The conflict in Syria has taken the lives of many journalists and many more have been kidnapped and remain missing. The level of risk for journalists in the country is extremely high and yet the imperative to cover what is happening there is equally so.

In partnership with the Overseas Press Club we will be bringing together a panel of journalists and editors to talk about the challenges to journalism that have arisen from the high risk of covering the conflict in Syria and the work that needs to be done to better ensure the safety of journalists working there.

The level of risk has left many editors reluctant to send in staff journalists resulting in them relying more and more on freelancers.
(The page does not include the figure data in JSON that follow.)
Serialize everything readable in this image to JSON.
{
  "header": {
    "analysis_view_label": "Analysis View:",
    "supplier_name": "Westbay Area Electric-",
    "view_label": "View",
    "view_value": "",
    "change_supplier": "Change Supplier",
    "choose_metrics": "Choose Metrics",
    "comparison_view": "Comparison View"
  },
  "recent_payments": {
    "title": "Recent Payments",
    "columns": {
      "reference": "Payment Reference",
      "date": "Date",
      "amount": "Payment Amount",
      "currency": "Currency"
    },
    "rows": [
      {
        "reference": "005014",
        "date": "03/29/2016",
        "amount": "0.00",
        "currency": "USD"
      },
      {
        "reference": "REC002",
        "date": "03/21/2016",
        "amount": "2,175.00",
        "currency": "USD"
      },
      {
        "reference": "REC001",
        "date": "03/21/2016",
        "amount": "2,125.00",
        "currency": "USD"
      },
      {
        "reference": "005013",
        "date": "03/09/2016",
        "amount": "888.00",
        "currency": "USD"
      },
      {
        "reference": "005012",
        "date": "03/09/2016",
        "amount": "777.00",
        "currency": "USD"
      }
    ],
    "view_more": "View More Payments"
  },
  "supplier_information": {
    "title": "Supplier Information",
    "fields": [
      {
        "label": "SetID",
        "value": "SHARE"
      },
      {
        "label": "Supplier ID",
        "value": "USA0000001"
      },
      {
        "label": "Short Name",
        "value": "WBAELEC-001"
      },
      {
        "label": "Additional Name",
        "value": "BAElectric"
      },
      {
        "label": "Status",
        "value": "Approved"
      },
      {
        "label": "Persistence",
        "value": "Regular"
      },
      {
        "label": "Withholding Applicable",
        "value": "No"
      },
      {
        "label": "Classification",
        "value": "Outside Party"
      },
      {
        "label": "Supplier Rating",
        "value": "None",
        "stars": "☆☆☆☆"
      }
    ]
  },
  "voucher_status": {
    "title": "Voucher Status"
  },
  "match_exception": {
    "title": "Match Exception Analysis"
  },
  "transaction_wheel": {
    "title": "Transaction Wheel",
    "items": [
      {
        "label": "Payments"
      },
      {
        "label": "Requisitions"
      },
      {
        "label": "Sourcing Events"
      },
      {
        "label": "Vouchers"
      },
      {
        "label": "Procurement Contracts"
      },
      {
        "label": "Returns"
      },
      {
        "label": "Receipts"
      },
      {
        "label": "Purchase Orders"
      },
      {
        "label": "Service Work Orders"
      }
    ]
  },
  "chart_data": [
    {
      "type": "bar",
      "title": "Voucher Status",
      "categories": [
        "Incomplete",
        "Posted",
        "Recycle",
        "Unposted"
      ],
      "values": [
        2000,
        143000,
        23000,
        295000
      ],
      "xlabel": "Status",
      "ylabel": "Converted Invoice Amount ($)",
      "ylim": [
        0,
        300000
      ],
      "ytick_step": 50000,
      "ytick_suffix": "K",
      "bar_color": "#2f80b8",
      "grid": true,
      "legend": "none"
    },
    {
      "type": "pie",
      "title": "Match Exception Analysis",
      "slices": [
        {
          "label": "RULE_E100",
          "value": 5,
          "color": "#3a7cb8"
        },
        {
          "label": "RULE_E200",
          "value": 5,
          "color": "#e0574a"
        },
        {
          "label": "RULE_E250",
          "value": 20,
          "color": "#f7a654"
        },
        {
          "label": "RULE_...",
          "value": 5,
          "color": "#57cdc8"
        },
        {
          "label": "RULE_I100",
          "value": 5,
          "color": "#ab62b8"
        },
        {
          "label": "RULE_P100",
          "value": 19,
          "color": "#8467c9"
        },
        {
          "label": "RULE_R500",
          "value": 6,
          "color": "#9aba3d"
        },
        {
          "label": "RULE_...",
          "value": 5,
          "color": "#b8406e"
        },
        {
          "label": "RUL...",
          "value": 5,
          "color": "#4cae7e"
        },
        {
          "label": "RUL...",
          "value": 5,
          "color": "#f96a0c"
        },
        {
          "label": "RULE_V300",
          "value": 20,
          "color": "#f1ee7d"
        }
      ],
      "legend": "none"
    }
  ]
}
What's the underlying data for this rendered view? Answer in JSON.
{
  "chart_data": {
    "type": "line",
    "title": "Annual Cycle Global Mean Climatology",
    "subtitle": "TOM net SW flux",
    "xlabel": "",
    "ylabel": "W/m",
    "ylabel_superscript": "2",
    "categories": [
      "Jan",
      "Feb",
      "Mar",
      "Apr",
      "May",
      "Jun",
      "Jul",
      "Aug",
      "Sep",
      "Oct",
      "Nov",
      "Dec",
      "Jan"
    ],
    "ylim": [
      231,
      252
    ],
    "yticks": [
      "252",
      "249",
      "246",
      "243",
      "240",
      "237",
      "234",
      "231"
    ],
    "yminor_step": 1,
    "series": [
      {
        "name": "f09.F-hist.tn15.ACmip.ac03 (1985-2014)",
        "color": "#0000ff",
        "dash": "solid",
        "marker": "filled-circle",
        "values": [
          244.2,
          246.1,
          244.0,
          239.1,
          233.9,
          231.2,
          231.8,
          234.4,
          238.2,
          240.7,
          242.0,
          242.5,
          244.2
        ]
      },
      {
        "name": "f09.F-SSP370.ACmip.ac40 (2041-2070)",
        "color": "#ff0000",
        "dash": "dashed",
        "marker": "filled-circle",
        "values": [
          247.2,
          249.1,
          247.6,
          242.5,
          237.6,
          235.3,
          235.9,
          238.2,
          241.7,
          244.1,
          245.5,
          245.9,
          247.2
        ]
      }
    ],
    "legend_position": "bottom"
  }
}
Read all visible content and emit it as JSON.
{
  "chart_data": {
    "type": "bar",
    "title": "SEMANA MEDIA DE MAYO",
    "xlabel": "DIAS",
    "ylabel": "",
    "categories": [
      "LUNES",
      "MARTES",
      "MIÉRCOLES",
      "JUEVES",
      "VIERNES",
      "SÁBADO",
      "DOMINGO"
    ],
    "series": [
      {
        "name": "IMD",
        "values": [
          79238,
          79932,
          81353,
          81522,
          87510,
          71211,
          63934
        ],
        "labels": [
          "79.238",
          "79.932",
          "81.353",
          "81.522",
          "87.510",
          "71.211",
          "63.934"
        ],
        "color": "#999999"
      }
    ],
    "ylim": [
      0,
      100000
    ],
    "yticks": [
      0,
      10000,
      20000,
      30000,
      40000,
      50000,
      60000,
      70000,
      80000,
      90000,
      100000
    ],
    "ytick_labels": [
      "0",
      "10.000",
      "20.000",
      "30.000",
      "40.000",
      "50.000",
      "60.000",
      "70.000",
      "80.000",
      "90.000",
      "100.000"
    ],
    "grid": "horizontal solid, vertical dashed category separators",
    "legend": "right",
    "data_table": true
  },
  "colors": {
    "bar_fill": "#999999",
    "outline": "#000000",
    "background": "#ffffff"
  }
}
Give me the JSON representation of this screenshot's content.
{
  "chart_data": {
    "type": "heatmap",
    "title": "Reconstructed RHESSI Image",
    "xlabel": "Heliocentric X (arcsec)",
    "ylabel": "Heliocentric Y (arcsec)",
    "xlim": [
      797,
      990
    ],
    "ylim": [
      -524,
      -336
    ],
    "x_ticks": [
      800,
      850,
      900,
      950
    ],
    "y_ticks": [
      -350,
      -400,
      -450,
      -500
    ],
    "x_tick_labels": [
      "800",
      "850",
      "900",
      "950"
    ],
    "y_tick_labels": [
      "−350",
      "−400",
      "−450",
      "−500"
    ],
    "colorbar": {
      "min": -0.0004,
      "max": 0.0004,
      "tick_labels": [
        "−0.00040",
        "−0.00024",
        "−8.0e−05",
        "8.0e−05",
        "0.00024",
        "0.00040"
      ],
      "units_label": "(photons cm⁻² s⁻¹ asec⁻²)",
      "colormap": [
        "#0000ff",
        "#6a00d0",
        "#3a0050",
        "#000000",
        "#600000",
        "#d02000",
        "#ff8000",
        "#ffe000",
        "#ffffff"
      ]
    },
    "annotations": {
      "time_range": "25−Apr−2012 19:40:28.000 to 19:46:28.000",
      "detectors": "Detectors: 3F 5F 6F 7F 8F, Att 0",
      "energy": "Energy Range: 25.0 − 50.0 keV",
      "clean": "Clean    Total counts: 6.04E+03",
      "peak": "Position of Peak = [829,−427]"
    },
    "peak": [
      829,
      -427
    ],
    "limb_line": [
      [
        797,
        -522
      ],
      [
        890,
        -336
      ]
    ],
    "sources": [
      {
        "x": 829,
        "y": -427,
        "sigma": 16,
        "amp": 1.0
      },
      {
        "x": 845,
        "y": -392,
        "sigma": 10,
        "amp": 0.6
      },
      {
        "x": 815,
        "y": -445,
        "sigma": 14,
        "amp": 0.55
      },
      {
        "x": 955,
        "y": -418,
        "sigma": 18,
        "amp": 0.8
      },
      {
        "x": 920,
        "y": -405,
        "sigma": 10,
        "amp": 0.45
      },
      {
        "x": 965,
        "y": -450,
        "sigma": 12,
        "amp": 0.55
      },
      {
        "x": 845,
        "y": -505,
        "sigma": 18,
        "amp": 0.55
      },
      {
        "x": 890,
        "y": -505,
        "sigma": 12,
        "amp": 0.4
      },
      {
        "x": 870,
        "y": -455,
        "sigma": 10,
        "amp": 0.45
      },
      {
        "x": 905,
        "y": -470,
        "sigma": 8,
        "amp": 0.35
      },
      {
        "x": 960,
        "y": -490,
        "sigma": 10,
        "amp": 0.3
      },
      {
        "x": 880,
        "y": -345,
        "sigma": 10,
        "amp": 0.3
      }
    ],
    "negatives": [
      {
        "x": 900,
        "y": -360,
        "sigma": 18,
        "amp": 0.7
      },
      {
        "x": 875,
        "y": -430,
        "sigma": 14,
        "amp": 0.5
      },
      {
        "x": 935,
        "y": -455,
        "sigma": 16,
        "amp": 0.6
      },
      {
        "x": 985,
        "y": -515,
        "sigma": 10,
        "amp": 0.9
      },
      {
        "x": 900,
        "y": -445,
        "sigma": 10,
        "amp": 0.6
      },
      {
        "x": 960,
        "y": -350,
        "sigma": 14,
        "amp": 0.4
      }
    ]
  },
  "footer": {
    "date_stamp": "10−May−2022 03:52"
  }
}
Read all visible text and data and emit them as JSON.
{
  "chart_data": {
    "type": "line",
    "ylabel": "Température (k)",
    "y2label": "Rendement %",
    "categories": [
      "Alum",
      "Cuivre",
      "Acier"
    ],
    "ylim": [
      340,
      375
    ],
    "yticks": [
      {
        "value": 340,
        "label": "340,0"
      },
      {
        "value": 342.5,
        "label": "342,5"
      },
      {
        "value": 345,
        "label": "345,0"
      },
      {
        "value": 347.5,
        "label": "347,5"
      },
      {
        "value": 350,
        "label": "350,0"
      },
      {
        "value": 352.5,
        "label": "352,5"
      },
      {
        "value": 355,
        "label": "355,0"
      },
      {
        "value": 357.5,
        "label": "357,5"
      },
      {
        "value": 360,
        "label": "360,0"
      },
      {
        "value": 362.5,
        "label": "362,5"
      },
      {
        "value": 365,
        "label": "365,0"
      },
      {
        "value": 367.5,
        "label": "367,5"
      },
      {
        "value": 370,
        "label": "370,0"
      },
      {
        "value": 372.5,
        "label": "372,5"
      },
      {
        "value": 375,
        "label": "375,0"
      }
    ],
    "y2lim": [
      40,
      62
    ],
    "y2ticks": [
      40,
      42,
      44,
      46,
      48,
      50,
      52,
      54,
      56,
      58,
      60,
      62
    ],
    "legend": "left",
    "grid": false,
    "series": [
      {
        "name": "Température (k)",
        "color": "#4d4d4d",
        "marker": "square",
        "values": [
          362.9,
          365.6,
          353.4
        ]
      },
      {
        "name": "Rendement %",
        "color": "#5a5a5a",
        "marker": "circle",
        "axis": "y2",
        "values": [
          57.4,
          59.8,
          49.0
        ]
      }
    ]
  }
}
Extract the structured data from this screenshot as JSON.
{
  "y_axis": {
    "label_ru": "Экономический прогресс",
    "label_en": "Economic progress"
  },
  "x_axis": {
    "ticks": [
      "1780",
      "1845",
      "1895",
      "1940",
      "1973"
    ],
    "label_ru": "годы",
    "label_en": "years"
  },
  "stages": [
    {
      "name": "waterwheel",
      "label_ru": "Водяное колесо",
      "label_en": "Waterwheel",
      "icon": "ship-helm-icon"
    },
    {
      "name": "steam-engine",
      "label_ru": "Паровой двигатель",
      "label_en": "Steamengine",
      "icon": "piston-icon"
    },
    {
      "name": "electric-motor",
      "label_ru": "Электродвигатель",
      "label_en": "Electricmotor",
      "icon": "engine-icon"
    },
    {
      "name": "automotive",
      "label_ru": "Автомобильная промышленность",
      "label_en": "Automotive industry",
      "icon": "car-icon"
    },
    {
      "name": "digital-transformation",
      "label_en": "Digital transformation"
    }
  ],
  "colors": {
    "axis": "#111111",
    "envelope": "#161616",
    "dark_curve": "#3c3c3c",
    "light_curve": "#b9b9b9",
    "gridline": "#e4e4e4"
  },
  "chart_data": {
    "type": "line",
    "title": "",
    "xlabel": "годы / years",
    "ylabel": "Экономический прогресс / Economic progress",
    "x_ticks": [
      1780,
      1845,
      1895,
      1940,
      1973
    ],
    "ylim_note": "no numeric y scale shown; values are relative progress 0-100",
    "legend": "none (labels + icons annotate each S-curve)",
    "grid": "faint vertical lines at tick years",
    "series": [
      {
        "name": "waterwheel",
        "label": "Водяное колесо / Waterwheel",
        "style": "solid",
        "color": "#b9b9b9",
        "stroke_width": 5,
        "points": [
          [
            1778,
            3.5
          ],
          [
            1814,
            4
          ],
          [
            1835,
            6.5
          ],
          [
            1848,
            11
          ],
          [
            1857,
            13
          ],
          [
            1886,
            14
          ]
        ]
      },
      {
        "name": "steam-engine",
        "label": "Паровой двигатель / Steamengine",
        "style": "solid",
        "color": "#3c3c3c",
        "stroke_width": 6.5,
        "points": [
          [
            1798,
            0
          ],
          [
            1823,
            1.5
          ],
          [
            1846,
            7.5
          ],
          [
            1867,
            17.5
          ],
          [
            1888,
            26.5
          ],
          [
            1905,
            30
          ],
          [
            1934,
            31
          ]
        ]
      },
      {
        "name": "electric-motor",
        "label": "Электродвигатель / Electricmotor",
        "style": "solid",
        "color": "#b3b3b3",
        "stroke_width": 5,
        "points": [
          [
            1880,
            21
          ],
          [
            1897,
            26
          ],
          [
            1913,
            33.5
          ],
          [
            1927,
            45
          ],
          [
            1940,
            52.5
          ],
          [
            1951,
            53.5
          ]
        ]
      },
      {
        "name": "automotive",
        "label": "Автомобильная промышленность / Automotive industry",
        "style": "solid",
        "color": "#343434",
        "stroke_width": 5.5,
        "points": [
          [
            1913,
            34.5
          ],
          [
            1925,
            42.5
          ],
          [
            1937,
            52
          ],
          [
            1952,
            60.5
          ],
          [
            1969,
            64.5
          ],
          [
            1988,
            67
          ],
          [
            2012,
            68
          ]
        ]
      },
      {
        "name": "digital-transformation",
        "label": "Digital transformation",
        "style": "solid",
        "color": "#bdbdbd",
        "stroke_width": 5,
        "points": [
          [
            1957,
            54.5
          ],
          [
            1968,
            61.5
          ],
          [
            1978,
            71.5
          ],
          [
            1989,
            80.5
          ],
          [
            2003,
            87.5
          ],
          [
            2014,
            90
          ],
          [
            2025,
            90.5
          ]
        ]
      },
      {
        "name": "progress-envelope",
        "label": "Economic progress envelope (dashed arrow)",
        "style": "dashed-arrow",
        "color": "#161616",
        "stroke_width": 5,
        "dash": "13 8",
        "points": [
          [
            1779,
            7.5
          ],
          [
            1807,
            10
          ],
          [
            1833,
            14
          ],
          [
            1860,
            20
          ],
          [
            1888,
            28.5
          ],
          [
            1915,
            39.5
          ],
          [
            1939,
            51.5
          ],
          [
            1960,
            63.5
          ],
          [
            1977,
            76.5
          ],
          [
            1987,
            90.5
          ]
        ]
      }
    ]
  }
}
We will be asking if the conflict in Syria is becoming unreportable and if this is the case then how do we tell the story of what is happening there?

Chaired by Stuart Hughes, a senior world affairs producer with BBC News.

The panel:

Sean Ryan is the associate editor of The Sunday Times, he formerly served as foreign editor.

Emma Beals is a freelance journalist and a member of the founding committee of Frontline Freelance Register (FFR).

Fabio Bucciarelli is a documentary photographer focusing on conflicts and the humanitarian consequences of war. Recently he has covered events in Africa and the Middle East, including the ongoing conflict in Syria.

Mani is a freelance filmmaker and photojournalist. He has worked in South Asia and the Middle East and since 2011 he focused on documenting the conflict in Syria mainly for Channel 4 News.